The devil is packing punches and for a few days I laid on the floor in the corner with my feet curled up, hiding. But that looks like I’m hiding in fear. When we fear something it has a hold of us. It consumes us. We not only start to believe the lies, we start buying the lies. We go out and seek the lies. We put it first, above all else. Now, hang on, wait a second. The only thing I have to fear is You, Lord. You alone have authority over me. Satan doesn’t have me. I do not worship him. Sin doesn’t own me. Death can’t even hold me. You defeated all those things that I have been letting reign over me. You already won the war.
Today, I had enough. I put my hair in a messy bun, opened up my Bible, and started seeking the capital T, Truth. This place holder fell out from a previous Bible study with 2 Corinthians 5:17 written on it, which says: Therefore, if anyone is in Christ, he is a new creation; old things have passed away, and look, new things have come. It was this small cut up piece of paper that I saved and it fell into my lap just when I needed to reminded that You have control. You’re timing Lord. Ohhhhh, how You love us. You, my God, are in the detail business. Nothing is without You. Nothing is by accident. Every single little detail was created and designed by You with intention for Your purpose.
My whole problem is that I keep picking up what I already put down. Lord, I gave this hot mess to You and I keep running back to the sin and my old way of stinkin thinkin. My daddy used to tell us that without You, we are like pigs in the pig pen. We don’t realize we’re living in mud and filth. It’s all we know and we don’t know any better. Ohhhhh, but Lord, You made us new. We can leave behind all that mud and muck. We don’t have to clean ourselves up to come to You. We don’t have to worry about things like: I’ll come to God when I stop doing this thing or I’ll come back to God when I get this thing done. We don’t have to clean all the mud off to come to You, but You love us too much to leave us there. You are leading us out of the pig pen and out of our mess.
There is a quote on my cup that matches my Bible cover, which says: “she believed in His plan, even when she couldn’t see His path.”

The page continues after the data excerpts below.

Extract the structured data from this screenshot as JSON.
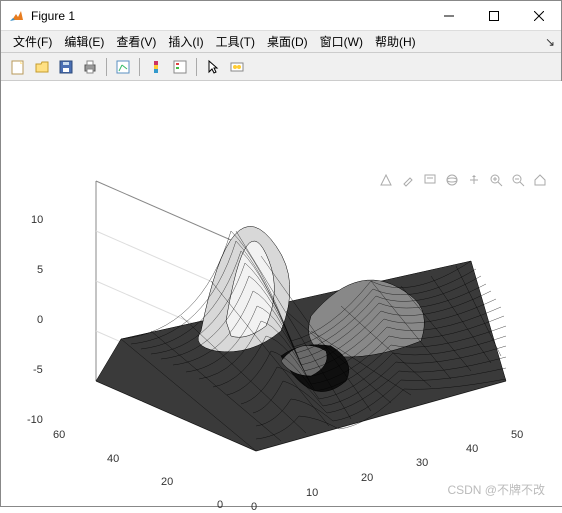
{
  "window": {
    "title": "Figure 1"
  },
  "menu": {
    "file": "文件(F)",
    "edit": "编辑(E)",
    "view": "查看(V)",
    "insert": "插入(I)",
    "tools": "工具(T)",
    "desktop": "桌面(D)",
    "window": "窗口(W)",
    "help": "帮助(H)"
  },
  "toolbar_icons": {
    "new": "new-figure",
    "open": "open",
    "save": "save",
    "print": "print",
    "edit_plot": "edit-plot",
    "insert_colorbar": "colorbar",
    "insert_legend": "legend",
    "cursor": "cursor",
    "link": "link"
  },
  "fig_tools": {
    "brush": "brush",
    "tip": "datatip",
    "rotate": "rotate3d",
    "pan": "pan",
    "zoomin": "zoom-in",
    "zoomout": "zoom-out",
    "home": "home",
    "save": "save-fig"
  },
  "watermark": "CSDN @不牌不改",
  "chart_data": {
    "type": "surface3d",
    "title": "",
    "xlabel": "",
    "ylabel": "",
    "zlabel": "",
    "x_range": [
      0,
      50
    ],
    "y_range": [
      0,
      60
    ],
    "z_range": [
      -10,
      10
    ],
    "x_ticks": [
      0,
      10,
      20,
      30,
      40,
      50
    ],
    "y_ticks": [
      0,
      20,
      40,
      60
    ],
    "z_ticks": [
      -10,
      -5,
      0,
      5,
      10
    ],
    "colormap": "gray",
    "description": "peaks-style surface with mesh lines, grayscale shading",
    "series": [
      {
        "name": "surface",
        "note": "z sampled approximately from MATLAB peaks on ~50x60 grid; central peak near z≈8 around (x≈18,y≈30), secondary hump z≈3 around (x≈35,y≈25), deep trough z≈-6 around (x≈28,y≈18), flat edges near z≈0"
      }
    ],
    "view": {
      "azimuth": -37.5,
      "elevation": 30
    }
  }
}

So, that is my prayer today. I pray I follow you and you alone. I pray that I believe in your plan. I pray that I use the word as a lamp to my feet. Lord, I’m praying for forgiveness. I’m praying for my unbelief, my doubt, my fear, my selfishness, my angry and confused heart. I pray that I stop giving power to fear. I pray that I fear you and you, alone. I pray that I put you back in a place of authority over me. I pray that I remember you are first and I am second. You come before all else. I pray that I put that verse way down deep into my soul. I pray that I remember you have a spot at the table for me even though I do not even deserve to be in your presence. Father, I belong to you and you alone. I pray that this prodigal heart comes home daily. I pray that I bind my wandering rebel heart to you. I pray that I believe in your plan and follow your path. I pray that I leave the pig pen and leave my filth behind. And as always I pray for my family and sorority sisters. I pray for my university. I pray for guidance for our government, church, and school leaders. I pray for protection for our troops. I pray for all of those that need you now and for those that haven’t met you yet. In Jesus’ name, Amen.